That sentiment became abundantly clear when ownership surveyed fans to see how they felt about the team.
“People said, ‘We’re numb. There have been so many threats about the team moving and build us a ballpark with public money and this and that,’” Baer says. “The Giants story was always on the front page, not in the sports section.
“It was always a business story and everybody was complaining and nobody was happy. The fans said, ‘Just shut up and play ball. We want baseball to be an escape. We want to take our 12-year-old to a game and just enjoy it and not worry about all that other stuff.’”
So that’s what the ownership group did. They stopped talking about the problems at Candlestick and went underground for three years to come up with a plan for a privately financed ballpark and an election in March 1996.

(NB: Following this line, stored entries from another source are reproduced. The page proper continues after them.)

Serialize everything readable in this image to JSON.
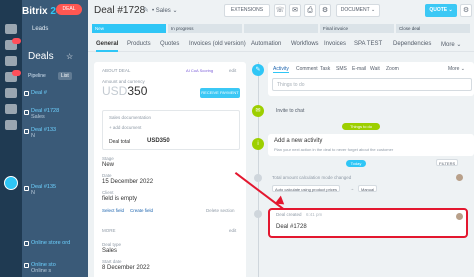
{
  "app": {
    "brand": "Bitrix",
    "brand_number": "24",
    "crm_pill": "DEAL",
    "menu": [
      "Leads",
      "Deals"
    ],
    "deals_title": "Deals",
    "pipeline": "Pipeline",
    "list_tab": "List"
  },
  "deals_list": [
    {
      "title": "Deal #",
      "sub": ""
    },
    {
      "title": "Deal #1728",
      "sub": "Sales"
    },
    {
      "title": "Deal #133",
      "sub": "N"
    },
    {
      "title": "Deal #135",
      "sub": "N"
    },
    {
      "title": "Online store ord",
      "sub": ""
    },
    {
      "title": "Online sto",
      "sub": "Online s"
    }
  ],
  "header": {
    "deal_title": "Deal #1728",
    "pipeline_label": "Sales",
    "extensions": "EXTENSIONS",
    "document": "DOCUMENT",
    "quote": "QUOTE"
  },
  "stages": [
    {
      "label": "New",
      "color": "#2fc6f6"
    },
    {
      "label": "In progress",
      "color": "#dbe3e8"
    },
    {
      "label": "",
      "color": "#dbe3e8"
    },
    {
      "label": "Final invoice",
      "color": "#dbe3e8"
    },
    {
      "label": "Close deal",
      "color": "#dbe3e8"
    }
  ],
  "tabs": [
    "General",
    "Products",
    "Quotes",
    "Invoices (old version)",
    "Automation",
    "Workflows",
    "Invoices",
    "SPA TEST",
    "Dependencies",
    "More"
  ],
  "about": {
    "section": "ABOUT DEAL",
    "ai_badge": "AI CoA Scoring",
    "edit": "edit",
    "amount_label": "Amount and currency",
    "amount_currency": "USD",
    "amount_value": "350",
    "receive_payment": "RECEIVE PAYMENT",
    "doc_label": "Sales documentation",
    "add_document": "+ add document",
    "deal_total_label": "Deal total",
    "deal_total_value": "USD350",
    "stage_label": "Stage",
    "stage_value": "New",
    "date_label": "Date",
    "date_value": "15 December 2022",
    "client_label": "Client",
    "client_value": "field is empty",
    "select_field": "Select field",
    "create_field": "Create field",
    "delete_section": "Delete section",
    "more_section": "MORE",
    "more_edit": "edit",
    "type_label": "Deal type",
    "type_value": "Sales",
    "date2_label": "Start date",
    "date2_value": "8 December 2022"
  },
  "activity": {
    "tabs": [
      "Activity",
      "Comment",
      "Task",
      "SMS",
      "E-mail",
      "Wait",
      "Zoom",
      "More"
    ],
    "todo_placeholder": "Things to do",
    "invite_chat": "Invite to chat",
    "things_to_do": "Things to do",
    "add_new_activity": "Add a new activity",
    "add_new_activity_hint": "Plan your next action in the deal to never forget about the customer",
    "today": "Today",
    "filter": "FILTERS",
    "amount_changed": "Total amount calculation mode changed",
    "auto_calc": "Auto calculate using product prices",
    "manual": "Manual",
    "deal_created_label": "Deal created",
    "deal_created_time": "6:41 pm",
    "deal_created_title": "Deal #1728"
  }
}
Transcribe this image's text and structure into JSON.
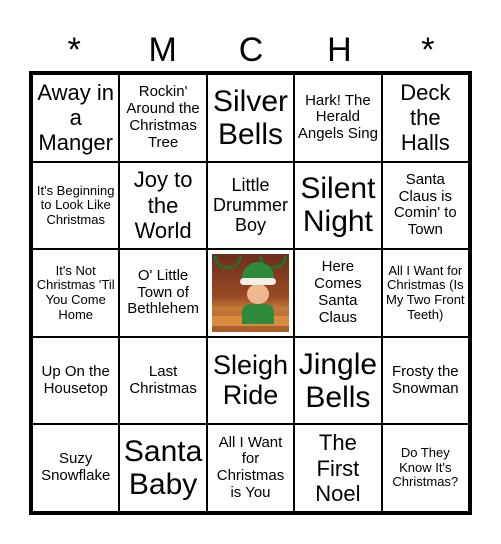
{
  "header": [
    "*",
    "M",
    "C",
    "H",
    "*"
  ],
  "cells": [
    {
      "text": "Away in a Manger",
      "size": "s2"
    },
    {
      "text": "Rockin' Around the Christmas Tree",
      "size": "s4"
    },
    {
      "text": "Silver Bells",
      "size": "s1"
    },
    {
      "text": "Hark! The Herald Angels Sing",
      "size": "s4"
    },
    {
      "text": "Deck the Halls",
      "size": "s2"
    },
    {
      "text": "It's Beginning to Look Like Christmas",
      "size": "s5"
    },
    {
      "text": "Joy to the World",
      "size": "s2"
    },
    {
      "text": "Little Drummer Boy",
      "size": "s3"
    },
    {
      "text": "Silent Night",
      "size": "s1"
    },
    {
      "text": "Santa Claus is Comin' to Town",
      "size": "s4"
    },
    {
      "text": "It's Not Christmas 'Til You Come Home",
      "size": "s5"
    },
    {
      "text": "O' Little Town of Bethlehem",
      "size": "s4"
    },
    {
      "text": "",
      "size": "free",
      "icon": "elf-image"
    },
    {
      "text": "Here Comes Santa Claus",
      "size": "s4"
    },
    {
      "text": "All I Want for Christmas (Is My Two Front Teeth)",
      "size": "s5"
    },
    {
      "text": "Up On the Housetop",
      "size": "s4"
    },
    {
      "text": "Last Christmas",
      "size": "s4"
    },
    {
      "text": "Sleigh Ride",
      "size": "s2x"
    },
    {
      "text": "Jingle Bells",
      "size": "s1"
    },
    {
      "text": "Frosty the Snowman",
      "size": "s4"
    },
    {
      "text": "Suzy Snowflake",
      "size": "s4"
    },
    {
      "text": "Santa Baby",
      "size": "s1"
    },
    {
      "text": "All I Want for Christmas is You",
      "size": "s4"
    },
    {
      "text": "The First Noel",
      "size": "s2"
    },
    {
      "text": "Do They Know It's Christmas?",
      "size": "s5"
    }
  ]
}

“We’re a sports media entertainment company that is dealing in the leisure-time space,” Baer says. “You have to start with the notion that none of this is a necessity of life. People can take it or leave it. It’s discretionary. So as such, you have to earn everybody’s respect.”
During this three-year period, when anyone would ask about the future, Baer’s response was simple. We’re working on it. In the meantime, ownership invested more than $10 million in Candlestick to make it a better place to watch a ballgame.

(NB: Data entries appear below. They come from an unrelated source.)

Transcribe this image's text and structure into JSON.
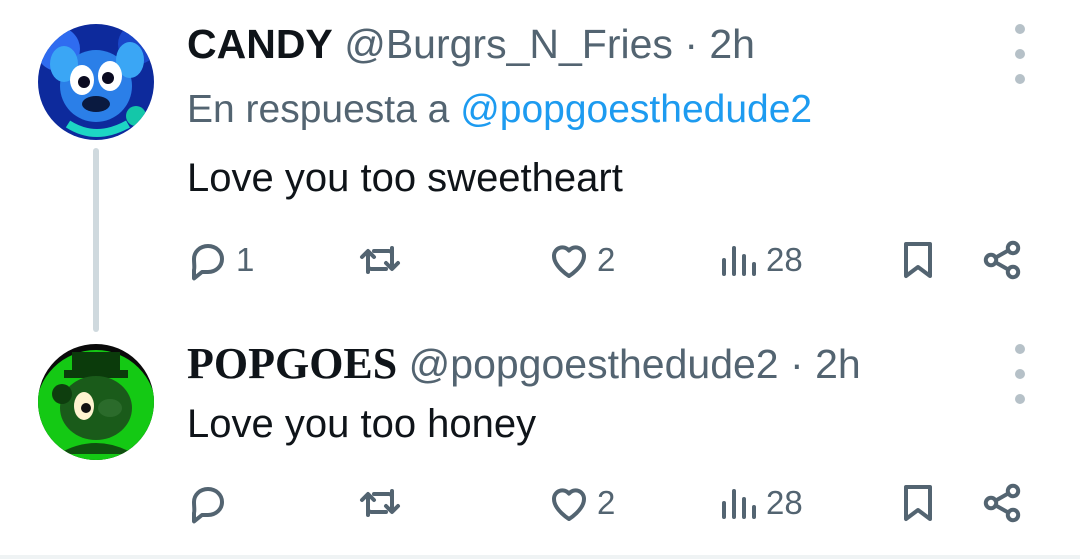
{
  "tweets": [
    {
      "display_name": "CANDY",
      "handle": "@Burgrs_N_Fries",
      "separator": "·",
      "time": "2h",
      "reply_prefix": "En respuesta a",
      "reply_to": "@popgoesthedude2",
      "text": "Love you too sweetheart",
      "replies": "1",
      "retweets": "",
      "likes": "2",
      "views": "28"
    },
    {
      "display_name": "POPGOES",
      "handle": "@popgoesthedude2",
      "separator": "·",
      "time": "2h",
      "text": "Love you too honey",
      "replies": "",
      "retweets": "",
      "likes": "2",
      "views": "28"
    }
  ],
  "icons": {
    "reply": "reply-icon",
    "retweet": "retweet-icon",
    "like": "heart-icon",
    "views": "views-chart-icon",
    "bookmark": "bookmark-icon",
    "share": "share-icon",
    "more": "more-vertical-icon"
  },
  "colors": {
    "mention": "#1d9bf0",
    "muted": "#536471",
    "text": "#0f1419",
    "thread_line": "#cfd9de",
    "avatar_candy": "#1e4fd8",
    "avatar_popgoes": "#1bd31b"
  }
}
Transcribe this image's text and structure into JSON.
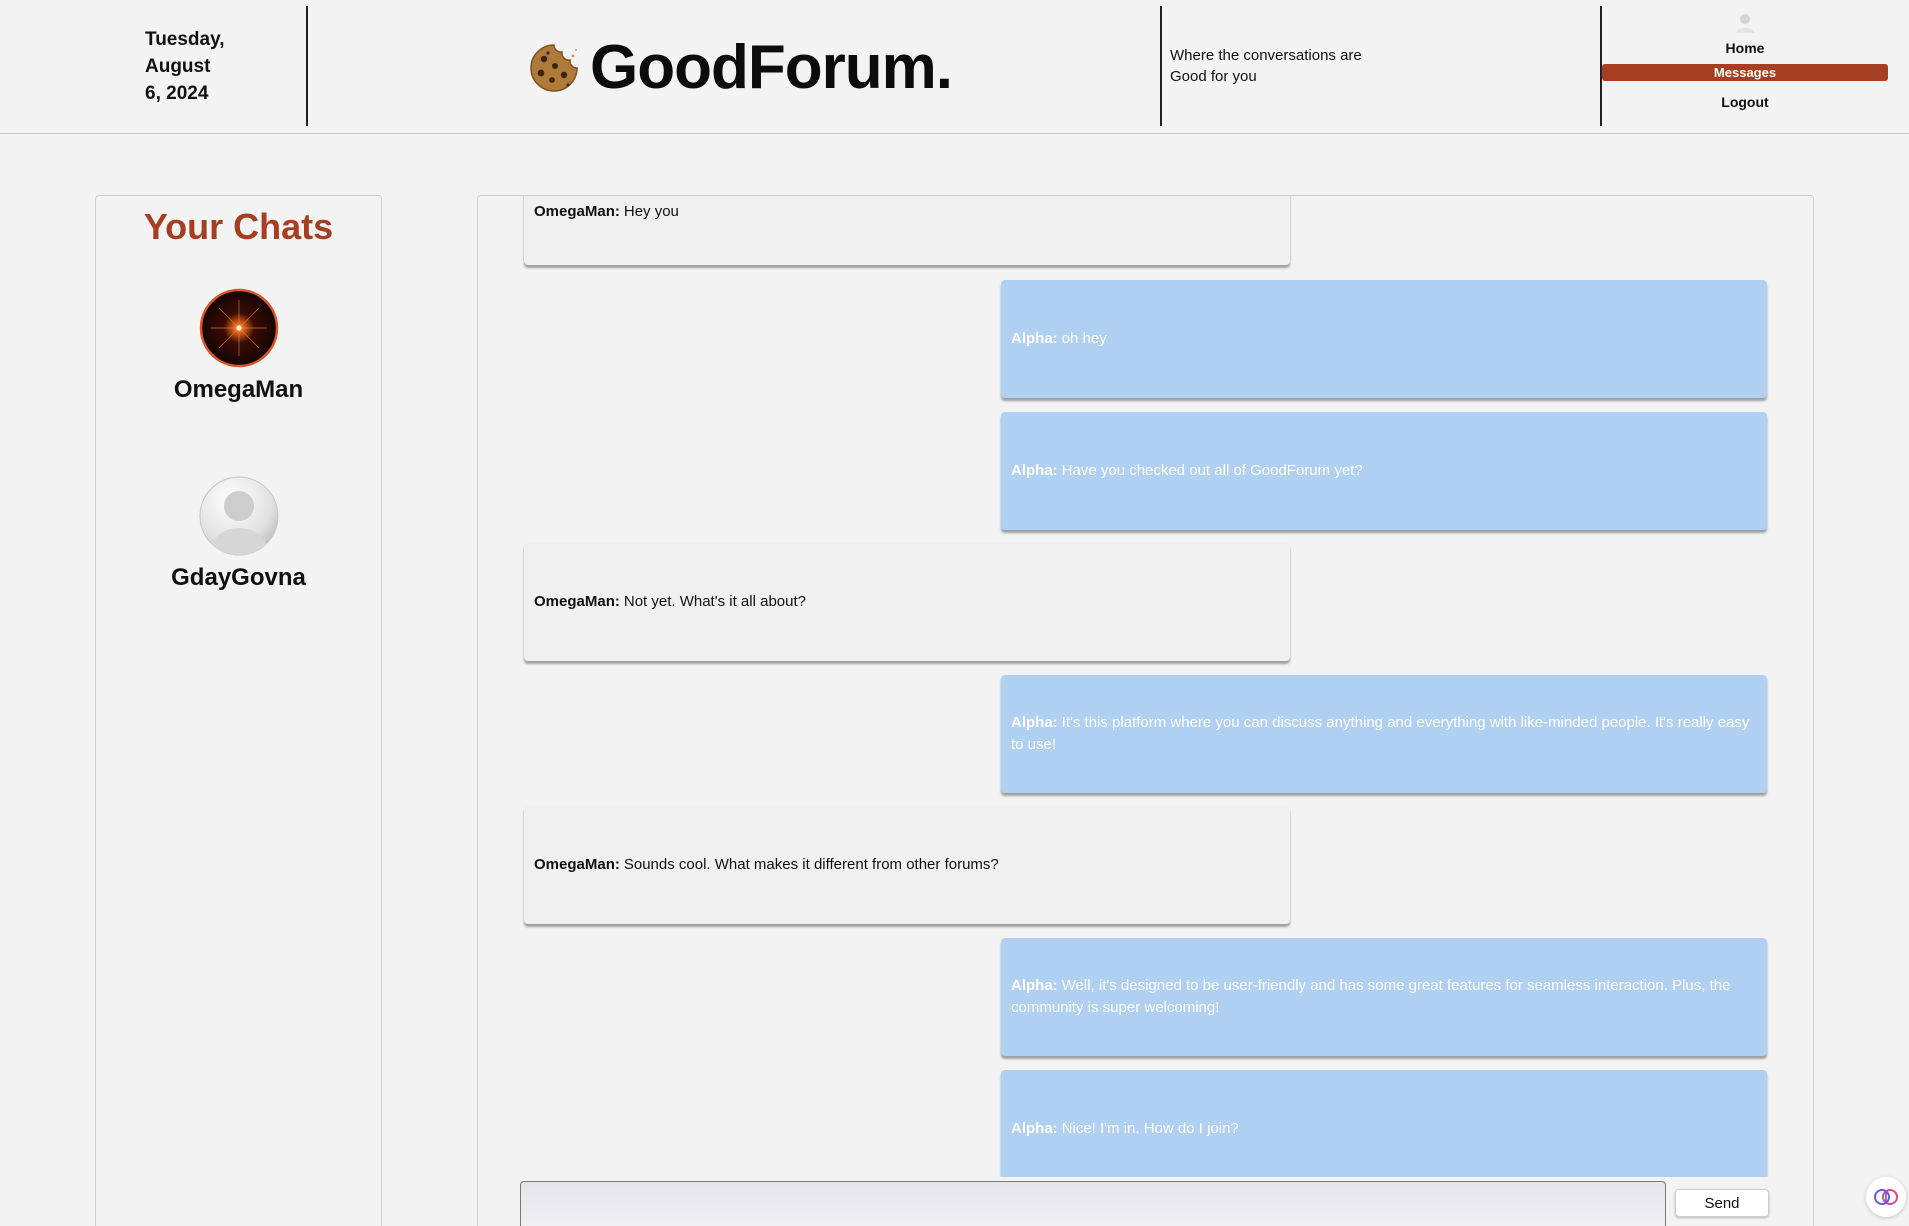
{
  "header": {
    "date_line1": "Tuesday,",
    "date_line2": "August",
    "date_line3": "6, 2024",
    "logo_text": "GoodForum.",
    "tagline_line1": "Where the conversations are",
    "tagline_line2": "Good for you"
  },
  "nav": {
    "home": "Home",
    "messages": "Messages",
    "logout": "Logout",
    "active": "Messages"
  },
  "sidebar": {
    "title": "Your Chats",
    "chats": [
      {
        "name": "OmegaMan",
        "avatar": "starburst-avatar"
      },
      {
        "name": "GdayGovna",
        "avatar": "default-user-avatar"
      }
    ]
  },
  "conversation": {
    "messages": [
      {
        "sender": "OmegaMan:",
        "text": "Hey you",
        "side": "other"
      },
      {
        "sender": "Alpha:",
        "text": "oh hey",
        "side": "mine"
      },
      {
        "sender": "Alpha:",
        "text": "Have you checked out all of GoodForum yet?",
        "side": "mine"
      },
      {
        "sender": "OmegaMan:",
        "text": "Not yet. What's it all about?",
        "side": "other"
      },
      {
        "sender": "Alpha:",
        "text": "It's this platform where you can discuss anything and everything with like-minded people. It's really easy to use!",
        "side": "mine"
      },
      {
        "sender": "OmegaMan:",
        "text": "Sounds cool. What makes it different from other forums?",
        "side": "other"
      },
      {
        "sender": "Alpha:",
        "text": "Well, it's designed to be user-friendly and has some great features for seamless interaction. Plus, the community is super welcoming!",
        "side": "mine"
      },
      {
        "sender": "Alpha:",
        "text": "Nice! I'm in. How do I join?",
        "side": "mine"
      }
    ]
  },
  "composer": {
    "placeholder": "",
    "send_label": "Send"
  },
  "colors": {
    "accent": "#a63f22",
    "my_bubble": "#b0d0f2",
    "other_bubble": "#f0f0f0",
    "background": "#f3f3f3"
  },
  "icons": {
    "logo": "cookie-icon",
    "nav_user": "user-icon",
    "assistant": "brain-icon"
  }
}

“We wanted to show people that we’re trying to be positive and we care about the fan experience,” Baer says. “It may not be the prettiest house on the block, but it’s our house. We’re going to take pride in it. For the people who live in San Francisco, that kind of opened their eyes. It’s creating that culture of finding a way and innovating. We knew we couldn’t do the same kind of ballot measure. We had to do everything differently.”
In conjunction with the San Francisco Examiner, the Giants launched an initiative called Fix the Stick. Fans were welcome to submit any ideas they had to make the ballgame experience a better one and if their idea was chosen, they would be rewarded.

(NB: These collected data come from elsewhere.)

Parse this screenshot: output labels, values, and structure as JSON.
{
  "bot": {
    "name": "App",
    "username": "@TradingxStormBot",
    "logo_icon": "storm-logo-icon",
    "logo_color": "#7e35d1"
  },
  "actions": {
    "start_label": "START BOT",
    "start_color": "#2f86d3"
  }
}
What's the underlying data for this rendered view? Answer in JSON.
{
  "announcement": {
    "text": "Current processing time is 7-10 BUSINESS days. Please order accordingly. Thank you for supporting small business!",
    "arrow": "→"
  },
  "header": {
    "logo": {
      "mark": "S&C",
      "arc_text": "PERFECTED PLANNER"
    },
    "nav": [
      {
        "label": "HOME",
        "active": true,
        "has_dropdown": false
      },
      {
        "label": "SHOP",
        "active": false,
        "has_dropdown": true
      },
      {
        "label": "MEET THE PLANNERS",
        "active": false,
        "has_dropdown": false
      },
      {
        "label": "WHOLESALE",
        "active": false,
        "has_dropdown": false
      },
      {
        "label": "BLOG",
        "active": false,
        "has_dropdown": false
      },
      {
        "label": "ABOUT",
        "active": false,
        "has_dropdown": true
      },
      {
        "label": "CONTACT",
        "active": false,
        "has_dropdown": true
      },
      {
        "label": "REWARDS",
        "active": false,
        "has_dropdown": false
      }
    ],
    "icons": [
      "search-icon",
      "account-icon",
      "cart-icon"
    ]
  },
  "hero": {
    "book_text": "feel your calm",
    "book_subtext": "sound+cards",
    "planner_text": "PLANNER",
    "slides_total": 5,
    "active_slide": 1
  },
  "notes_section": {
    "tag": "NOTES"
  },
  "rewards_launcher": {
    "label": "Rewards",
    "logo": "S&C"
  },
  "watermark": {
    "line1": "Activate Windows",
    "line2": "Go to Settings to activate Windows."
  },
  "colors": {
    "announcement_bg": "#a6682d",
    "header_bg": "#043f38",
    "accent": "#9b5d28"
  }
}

“We’d have them sit in the first row for games,” Baer says. “We’d celebrate their ideas. We completely changed out the concessions. We brought bleachers in that would hug the outfield fence as opposed to the way it was before where there was this huge separation. We brought in the first female public address announcer and a foghorn that would blow every time a home run was hit.”
They also did something to solve the problem of hot dog wrappers blowing around on the field. As any San Franciscan can recall, there were plenty of summer nights at Candlestick that would be downright chilly as the winds blew and hot dog wrappers and cups would get blown about.
“We had a rule that no hot dog wrapper would be on the field for more than half an inning,” Baer says. “We’d ring a buzzer if it happened.”